Sherman's March: Cold War Romance in the American South


© Lynn Ward

In 1864, at the height of the Civil War, General William Tecumseh Sherman swept through the South with his Union army, devastating the civilian population along his infamous March to the Sea. It's reasonable to expect that a documentary entitled Sherman's March would focus on this path of destruction and the man who led the charge, but in Ross McElwee's film of the same title, reason is in short supply. In 1986, McElwee sets out with a serious academic agenda, to trace Sherman's March and explore the implications of his legacy on Southern culture, but when his girlfriend dumps him at the start of filming, academia is no match for his emotional crisis. Geographically speaking, McElwee sticks to the plan, following in Sherman's notorious footsteps from city to city, but beyond that, all rules are off. Distracted by his latest relationship failure, McElwee veers widely off topic at every turn, and amazingly, this becomes the film's greatest asset.

Although the film opens with a stodgy professor describing Sherman's role in the Civil War, the unwieldy subtitle that follows that introduction is far more telling; specifically "A Meditation on the Possibility of Romantic Love in the South During an Era of Nuclear Weapons Proliferation." With that, McElwee has introduced his two greatest obsessions: women and The Bomb. In fact, these fixations seem inextricably linked for the filmmaker, his recurring dreams of nuclear holocaust coinciding with disaster in his love life. Such disasters are fairly common for the mild-mannered McElwee, and he admits he's never been in a successful relationship. There has always been some imbalance of affection, some element of unrequited love, and in the film we see McElwee on both sides of the equation. If there is any central theme to the film, a shaky proposition at best, it's the filmmaker's attempt to understand the fairer sex and why he seems doomed to fail time and time again.

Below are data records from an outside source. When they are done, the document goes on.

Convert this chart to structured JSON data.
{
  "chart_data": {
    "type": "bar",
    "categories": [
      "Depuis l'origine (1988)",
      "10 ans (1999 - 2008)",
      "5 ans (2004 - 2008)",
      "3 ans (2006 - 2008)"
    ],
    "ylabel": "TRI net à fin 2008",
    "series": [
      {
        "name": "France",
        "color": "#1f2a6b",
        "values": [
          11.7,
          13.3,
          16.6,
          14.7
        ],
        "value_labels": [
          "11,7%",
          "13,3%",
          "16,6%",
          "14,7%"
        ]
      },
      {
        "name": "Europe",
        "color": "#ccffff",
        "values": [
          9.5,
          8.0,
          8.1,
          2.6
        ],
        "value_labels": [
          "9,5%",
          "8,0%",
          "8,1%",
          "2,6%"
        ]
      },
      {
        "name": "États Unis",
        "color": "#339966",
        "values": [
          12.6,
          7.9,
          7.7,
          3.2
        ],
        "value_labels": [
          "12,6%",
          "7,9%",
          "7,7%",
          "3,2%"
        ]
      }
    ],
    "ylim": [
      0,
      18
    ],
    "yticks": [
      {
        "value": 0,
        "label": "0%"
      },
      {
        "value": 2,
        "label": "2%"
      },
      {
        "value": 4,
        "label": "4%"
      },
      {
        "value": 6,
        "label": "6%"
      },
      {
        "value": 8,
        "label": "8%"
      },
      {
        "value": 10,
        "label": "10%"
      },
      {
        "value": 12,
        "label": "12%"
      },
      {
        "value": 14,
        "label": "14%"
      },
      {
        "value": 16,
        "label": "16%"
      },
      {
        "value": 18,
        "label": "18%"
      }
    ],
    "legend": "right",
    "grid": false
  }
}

Despite that failure, the film leaves no doubt that McElwee loves women, and perhaps more importantly, he respects them. One would be hard pressed to name one Hollywood film in the past 10 years that offers so many three-dimensional portraits of women, with all the complexities and inconsistencies that inevitably surface. Beginning his own march at a family picnic in the mountains of North Carolina, McElwee meets Pat, an aspiring actress who dreams of making it big in a Burt Reynolds film and enjoys the attention of the camera, even while doing her "cellulite exercises." In the wrong hands, she could come across as self-involved and empty-headed, but the film never takes such a superficial angle. McElwee admits he is fascinated by her and treats her with real affection, appreciating her ambition and unwavering optimism, refusing to reduce her to a bad stereotype.